43 thoughts on “The NodeJS Innovation Advantage

  1. It would be useful to consider an alternative goal, where “production ready” is replaced by “market validated”. Quite often the larger amount of time is spent in validating a product in the market and making the required changes as a part of that process, well after the production-ready stage.

    Its hard to discuss broad conclusions like the one above in absence of specific contexts. At least in my experience, it is much easier (and quicker) to get to production ready stage with python than with java.
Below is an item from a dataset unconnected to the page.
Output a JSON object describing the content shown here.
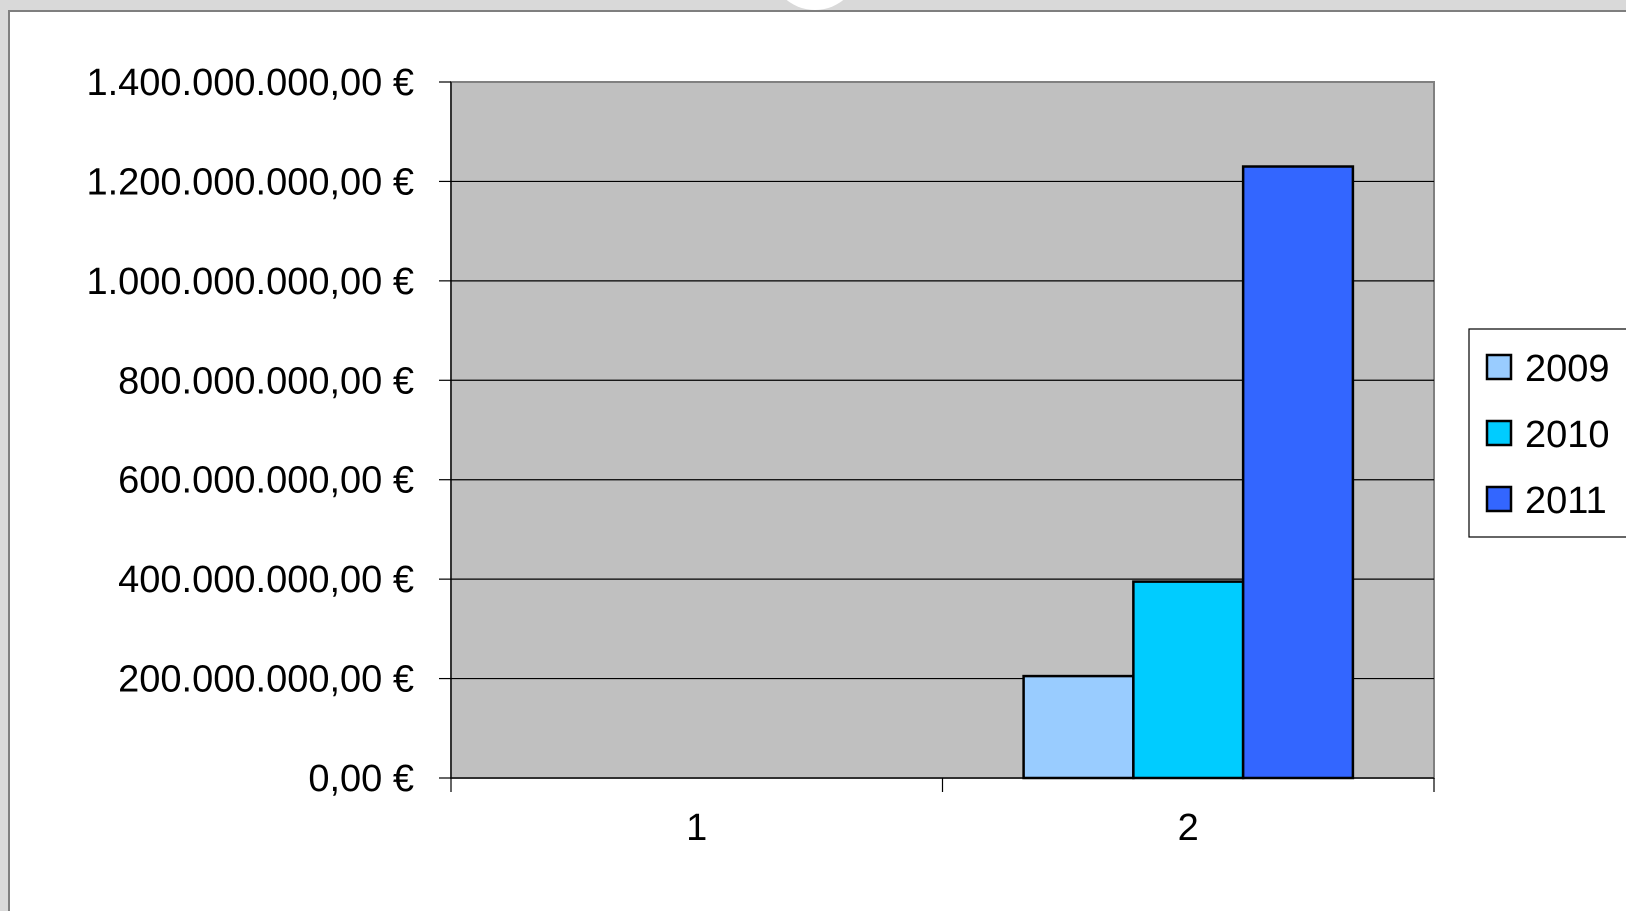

Thus also leading to a quicker market validation. If these languages such as python were not able to take us faster both to production-ready and market validated stage, I don’t know if they would be used as much.

    Much of the discussed debates and tradeoffs focus on the stages thereafter.

    And yes, Python is a dynamically typed, strongly typed language. (Not weakly typed language). I suspect the same to be true of Ruby as well.

  2. The argument for the strongly-typed-python is rushed. The just ’cause primitives types operators are not python functions, if i send a message to an object does not raise a type error. So, is bullshit.

  3. When I look at this graph (which I do intuitively agree with, again from my own long & painful experiences), what I see is at your “production ready” point, the green line is shallow, and the purple line is steep.

    The question I see is, Where do versions 1.1, 1.5, and 2.0 appear on the graph?